Reformulated gasoline (RFG) — sold in metro areas that exceed federal smog thresholds — is on a separate series. GASREGW reports the all-formulations weighted retail price, so it's the closest single number to "what an average American driver paid this week."
Why local prices look different
The U.S. average masks gaps of $1.50/gallon or more. State fuel taxes range from under 9 cents (Alaska) to north of 65 cents (California, Pennsylvania, Illinois). Distance from refining centers matters too: Gulf Coast prices (PADD 3) typically trade 20–40 cents below the national average because most U.S. refining capacity sits there, while West Coast prices (PADD 5) trade well above it. If you want a state-level breakdown, see our state energy price comparison and the closely-related gas cost calculator for a trip-budgeting tool that uses these inputs directly.
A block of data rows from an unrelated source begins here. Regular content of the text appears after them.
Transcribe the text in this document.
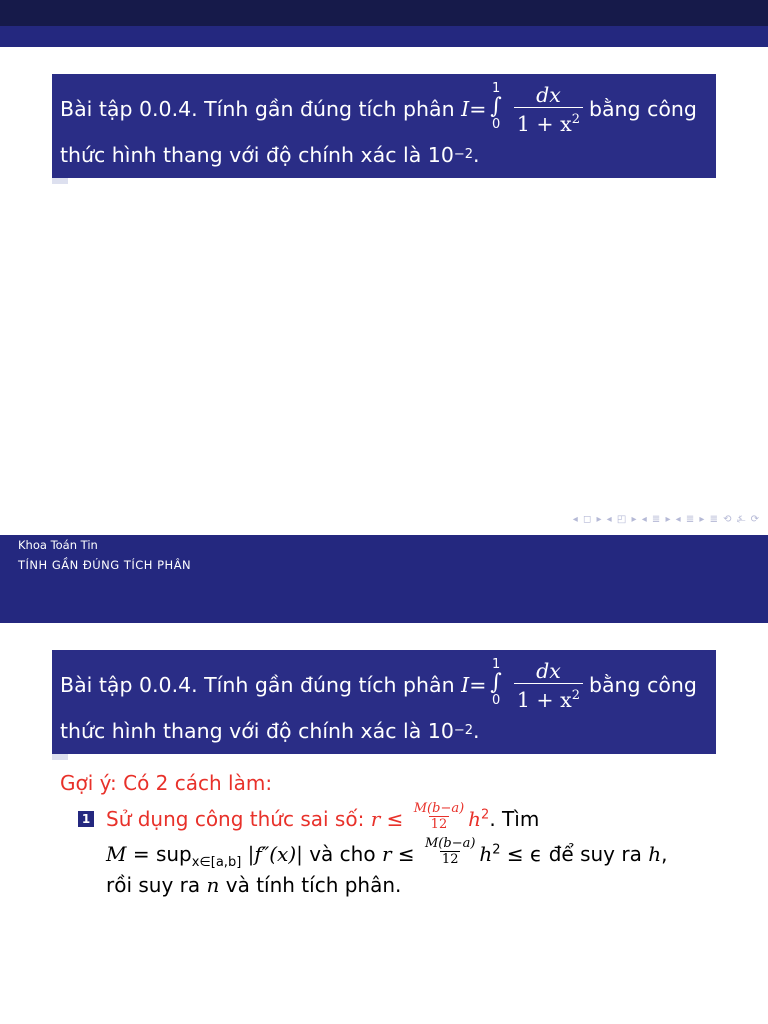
Bài tập 0.0.4. Tính gần đúng tích phân
I =
1
∫
$0 \frac{dx}{1 + x^2}$ bằng công
thức hình thang với độ chính xác là 10 −2 .
◂ ◻ ▸ ◂ ◰ ▸ ◂ ≣ ▸ ◂ ≣ ▸ ≣ ⟲ ⍼ ⟳
Khoa Toán Tin
TÍNH GẦN ĐÚNG TÍCH PHÂN
Bài tập 0.0.4. Tính gần đúng tích phân
I =
1
∫
$0 \frac{dx}{1 + x^2}$ bằng công
thức hình thang với độ chính xác là 10 −2 .
Gợi ý: Có 2 cách làm:
1 Sử dụng công thức sai số: $r \le \frac{M(b-a)}{12} h^2$. Tìm
M = sup$_{x\in[a,b]}$ |f″(x)| và cho $r \le \frac{M(b-a)}{12} h^2 \le \epsilon$ để suy ra h,
rồi suy ra n và tính tích phân.
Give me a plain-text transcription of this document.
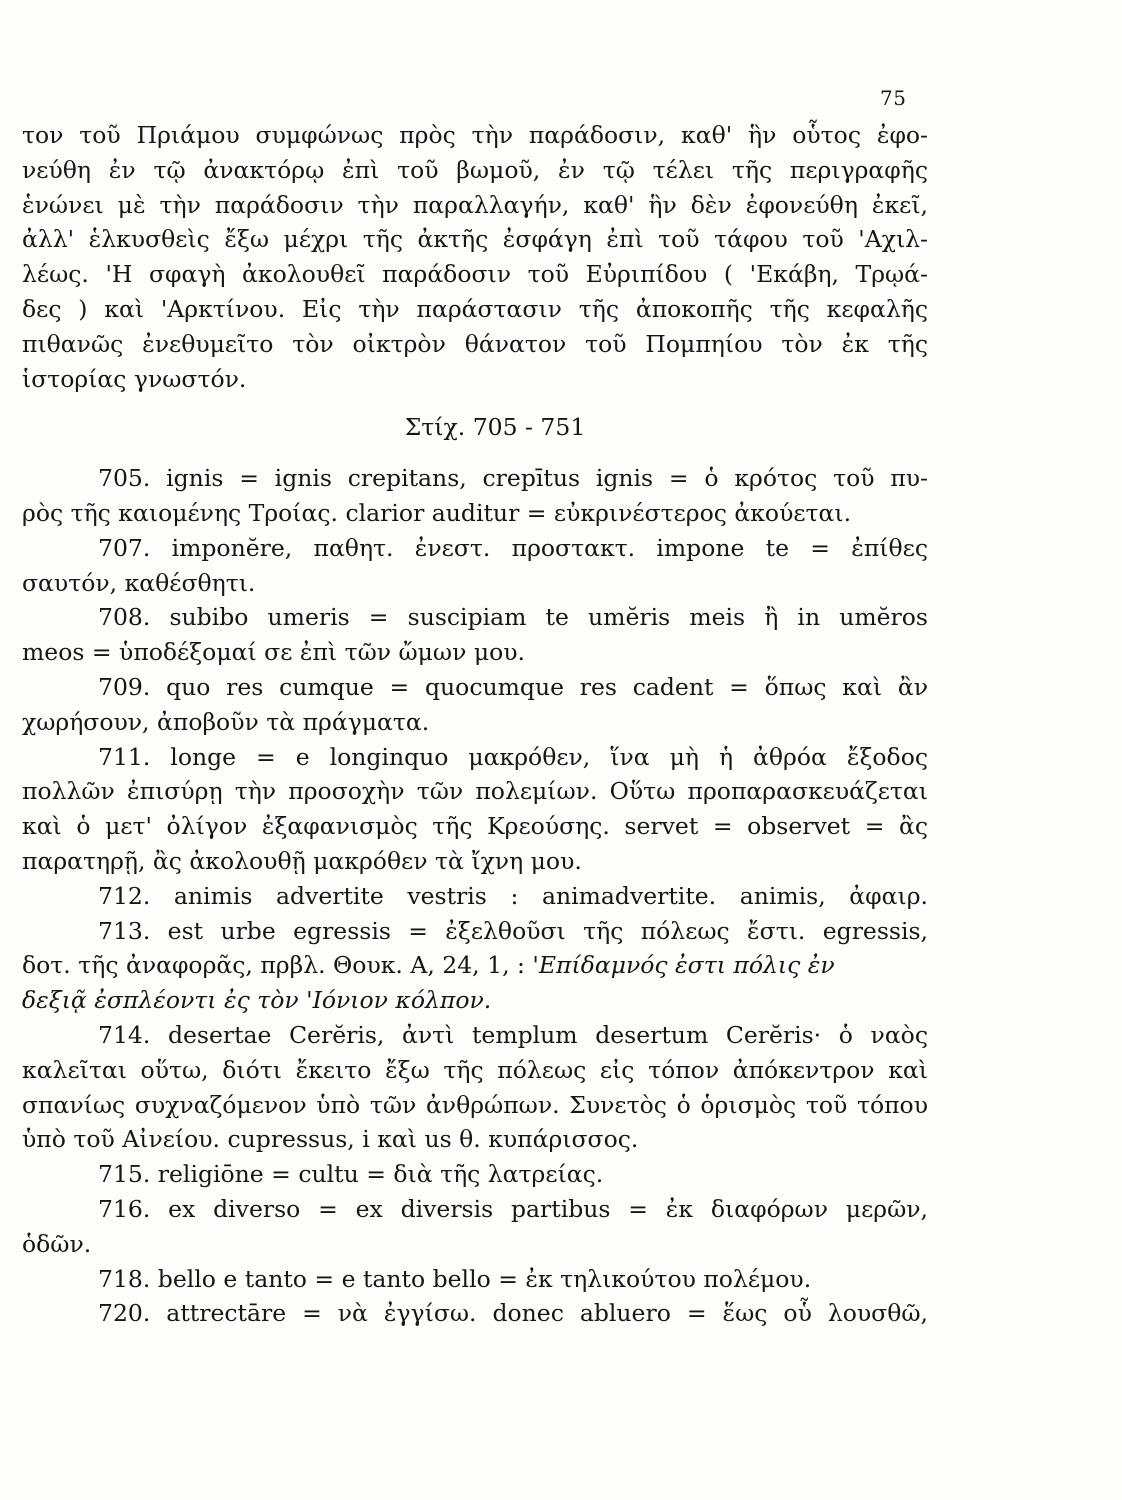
75
τον τοῦ Πριάμου συμφώνως πρὸς τὴν παράδοσιν, καθ' ἣν οὗτος ἐφο-
νεύθη ἐν τῷ ἀνακτόρῳ ἐπὶ τοῦ βωμοῦ, ἐν τῷ τέλει τῆς περιγραφῆς
ἑνώνει μὲ τὴν παράδοσιν τὴν παραλλαγήν, καθ' ἣν δὲν ἐφονεύθη ἐκεῖ,
ἀλλ' ἑλκυσθεὶς ἔξω μέχρι τῆς ἀκτῆς ἐσφάγη ἐπὶ τοῦ τάφου τοῦ 'Αχιλ-
λέως. 'Η σφαγὴ ἀκολουθεῖ παράδοσιν τοῦ Εὐριπίδου ( 'Εκάβη, Τρῳά-
δες ) καὶ 'Αρκτίνου. Εἰς τὴν παράστασιν τῆς ἀποκοπῆς τῆς κεφαλῆς
πιθανῶς ἐνεθυμεῖτο τὸν οἰκτρὸν θάνατον τοῦ Πομπηίου τὸν ἐκ τῆς
ἱστορίας γνωστόν.
Στίχ. 705 - 751
705. ignis = ignis crepitans, crepītus ignis = ὁ κρότος τοῦ πυ-
ρὸς τῆς καιομένης Τροίας. clarior auditur = εὐκρινέστερος ἀκούεται.
707. imponĕre, παθητ. ἐνεστ. προστακτ. impone te = ἐπίθες
σαυτόν, καθέσθητι.
708. subibo umeris = suscipiam te umĕris meis ἢ in umĕros
meos = ὑποδέξομαί σε ἐπὶ τῶν ὤμων μου.
709. quo res cumque = quocumque res cadent = ὅπως καὶ ἂν
χωρήσουν, ἀποβοῦν τὰ πράγματα.
711. longe = e longinquo μακρόθεν, ἵνα μὴ ἡ ἀθρόα ἔξοδος
πολλῶν ἐπισύρῃ τὴν προσοχὴν τῶν πολεμίων. Οὕτω προπαρασκευάζεται
καὶ ὁ μετ' ὀλίγον ἐξαφανισμὸς τῆς Κρεούσης. servet = observet = ἂς
παρατηρῇ, ἂς ἀκολουθῇ μακρόθεν τὰ ἴχνη μου.
712. animis advertite vestris : animadvertite. animis, ἀφαιρ.
713. est urbe egressis = ἐξελθοῦσι τῆς πόλεως ἔστι. egressis,
δοτ. τῆς ἀναφορᾶς, πρβλ. Θουκ. Α, 24, 1, : 'Επίδαμνός ἐστι πόλις ἐν
δεξιᾷ ἐσπλέοντι ἐς τὸν 'Ιόνιον κόλπον.
714. desertae Cerĕris, ἀντὶ templum desertum Cerĕris· ὁ ναὸς
καλεῖται οὕτω, διότι ἔκειτο ἔξω τῆς πόλεως εἰς τόπον ἀπόκεντρον καὶ
σπανίως συχναζόμενον ὑπὸ τῶν ἀνθρώπων. Συνετὸς ὁ ὁρισμὸς τοῦ τόπου
ὑπὸ τοῦ Αἰνείου. cupressus, i καὶ us θ. κυπάρισσος.
715. religiōne = cultu = διὰ τῆς λατρείας.
716. ex diverso = ex diversis partibus = ἐκ διαφόρων μερῶν,
ὁδῶν.
718. bello e tanto = e tanto bello = ἐκ τηλικούτου πολέμου.
720. attrectāre = νὰ ἐγγίσω. donec abluero = ἕως οὗ λουσθῶ,
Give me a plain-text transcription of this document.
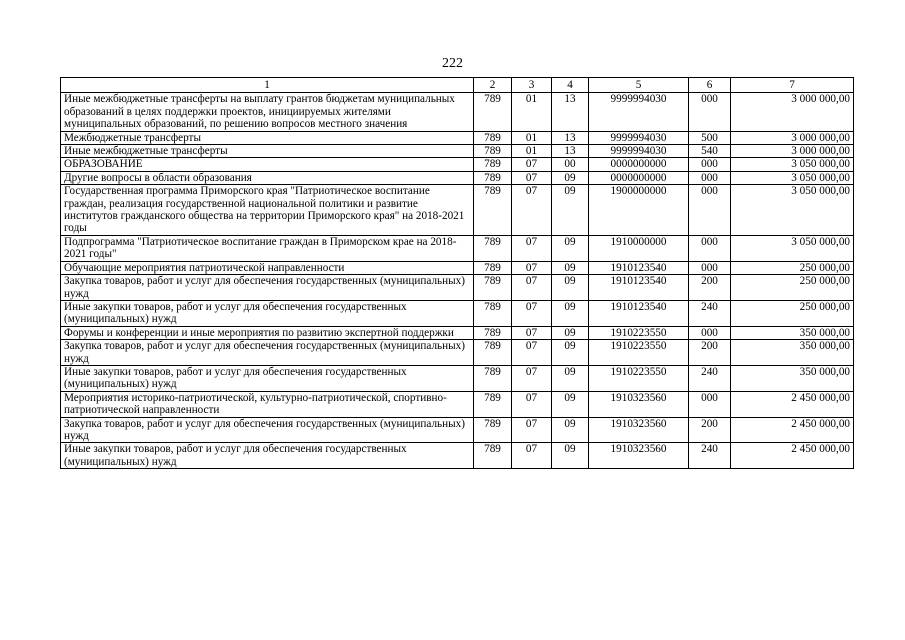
222
1	2	3	4	5	6	7
Иные межбюджетные трансферты на выплату грантов бюджетам муниципальных образований в целях поддержки проектов, инициируемых жителями муниципальных образований, по решению вопросов местного значения	789	01	13	9999994030	000	3 000 000,00
Межбюджетные трансферты	789	01	13	9999994030	500	3 000 000,00
Иные межбюджетные трансферты	789	01	13	9999994030	540	3 000 000,00
ОБРАЗОВАНИЕ	789	07	00	0000000000	000	3 050 000,00
Другие вопросы в области образования	789	07	09	0000000000	000	3 050 000,00
Государственная программа Приморского края "Патриотическое воспитание граждан, реализация государственной национальной политики и развитие институтов гражданского общества на территории Приморского края" на 2018-2021 годы	789	07	09	1900000000	000	3 050 000,00
Подпрограмма "Патриотическое воспитание граждан в Приморском крае на 2018-2021 годы"	789	07	09	1910000000	000	3 050 000,00
Обучающие мероприятия патриотической направленности	789	07	09	1910123540	000	250 000,00
Закупка товаров, работ и услуг для обеспечения государственных (муниципальных) нужд	789	07	09	1910123540	200	250 000,00
Иные закупки товаров, работ и услуг для обеспечения государственных (муниципальных) нужд	789	07	09	1910123540	240	250 000,00
Форумы и конференции и иные мероприятия по развитию экспертной поддержки	789	07	09	1910223550	000	350 000,00
Закупка товаров, работ и услуг для обеспечения государственных (муниципальных) нужд	789	07	09	1910223550	200	350 000,00
Иные закупки товаров, работ и услуг для обеспечения государственных (муниципальных) нужд	789	07	09	1910223550	240	350 000,00
Мероприятия историко-патриотической, культурно-патриотической, спортивно-патриотической направленности	789	07	09	1910323560	000	2 450 000,00
Закупка товаров, работ и услуг для обеспечения государственных (муниципальных) нужд	789	07	09	1910323560	200	2 450 000,00
Иные закупки товаров, работ и услуг для обеспечения государственных (муниципальных) нужд	789	07	09	1910323560	240	2 450 000,00
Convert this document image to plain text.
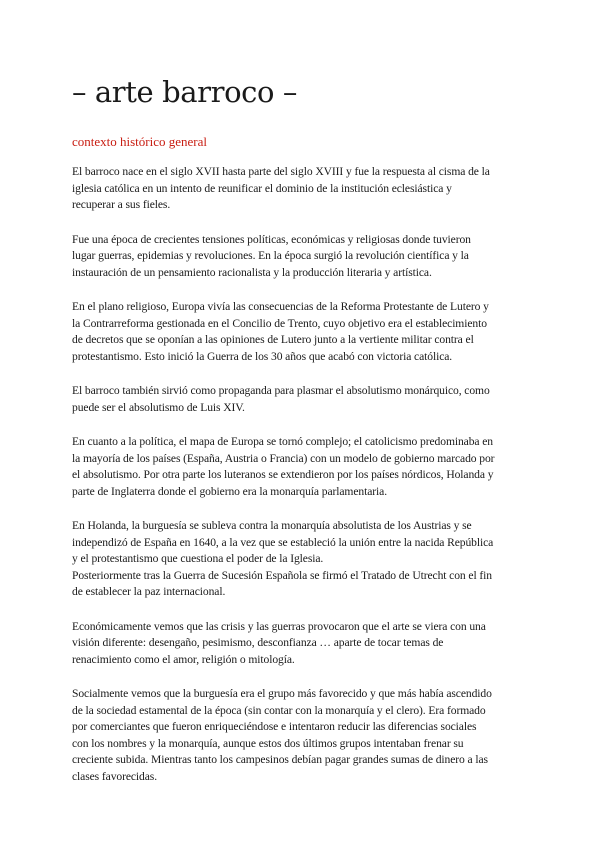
– arte barroco –
contexto histórico general

El barroco nace en el siglo XVII hasta parte del siglo XVIII y fue la respuesta al cisma de la
iglesia católica en un intento de reunificar el dominio de la institución eclesiástica y
recuperar a sus fieles.

Fue una época de crecientes tensiones políticas, económicas y religiosas donde tuvieron
lugar guerras, epidemias y revoluciones. En la época surgió la revolución científica y la
instauración de un pensamiento racionalista y la producción literaria y artística.

En el plano religioso, Europa vivía las consecuencias de la Reforma Protestante de Lutero y
la Contrarreforma gestionada en el Concilio de Trento, cuyo objetivo era el establecimiento
de decretos que se oponían a las opiniones de Lutero junto a la vertiente militar contra el
protestantismo. Esto inició la Guerra de los 30 años que acabó con victoria católica.

El barroco también sirvió como propaganda para plasmar el absolutismo monárquico, como
puede ser el absolutismo de Luis XIV.

En cuanto a la política, el mapa de Europa se tornó complejo; el catolicismo predominaba en
la mayoría de los países (España, Austria o Francia) con un modelo de gobierno marcado por
el absolutismo. Por otra parte los luteranos se extendieron por los países nórdicos, Holanda y
parte de Inglaterra donde el gobierno era la monarquía parlamentaria.

En Holanda, la burguesía se subleva contra la monarquía absolutista de los Austrias y se
independizó de España en 1640, a la vez que se estableció la unión entre la nacida República
y el protestantismo que cuestiona el poder de la Iglesia.
Posteriormente tras la Guerra de Sucesión Española se firmó el Tratado de Utrecht con el fin
de establecer la paz internacional.

Económicamente vemos que las crisis y las guerras provocaron que el arte se viera con una
visión diferente: desengaño, pesimismo, desconfianza … aparte de tocar temas de
renacimiento como el amor, religión o mitología.

Socialmente vemos que la burguesía era el grupo más favorecido y que más había ascendido
de la sociedad estamental de la época (sin contar con la monarquía y el clero). Era formado
por comerciantes que fueron enriqueciéndose e intentaron reducir las diferencias sociales
con los nombres y la monarquía, aunque estos dos últimos grupos intentaban frenar su
creciente subida. Mientras tanto los campesinos debían pagar grandes sumas de dinero a las
clases favorecidas.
How gas connects to the rest of the economy
Retail gasoline prices are downstream of crude oil — see our Brent and WTI tracker — but the pass-through is not instant. The rule of thumb is that a $10/bbl move in WTI shows up at the pump as a roughly $0.25/gal change with a two-to-three week lag. Gasoline is also the single largest line in the CPI energy basket, so big pump-price swings ripple into headline inflation within a month. And because gasoline is a near-universal cost, sustained spikes tend to compress real wages faster than almost any other CPI line item.
Caveats
GASREGW is a retail snapshot, not a futures price. It does not predict next week's pump price — for that, watch the crude oil tracker and the RBOB gasoline futures contract. The weekly series also has revision risk: EIA occasionally re-states a prior week if late retailer reports change the volume weights. Revisions are usually under a cent.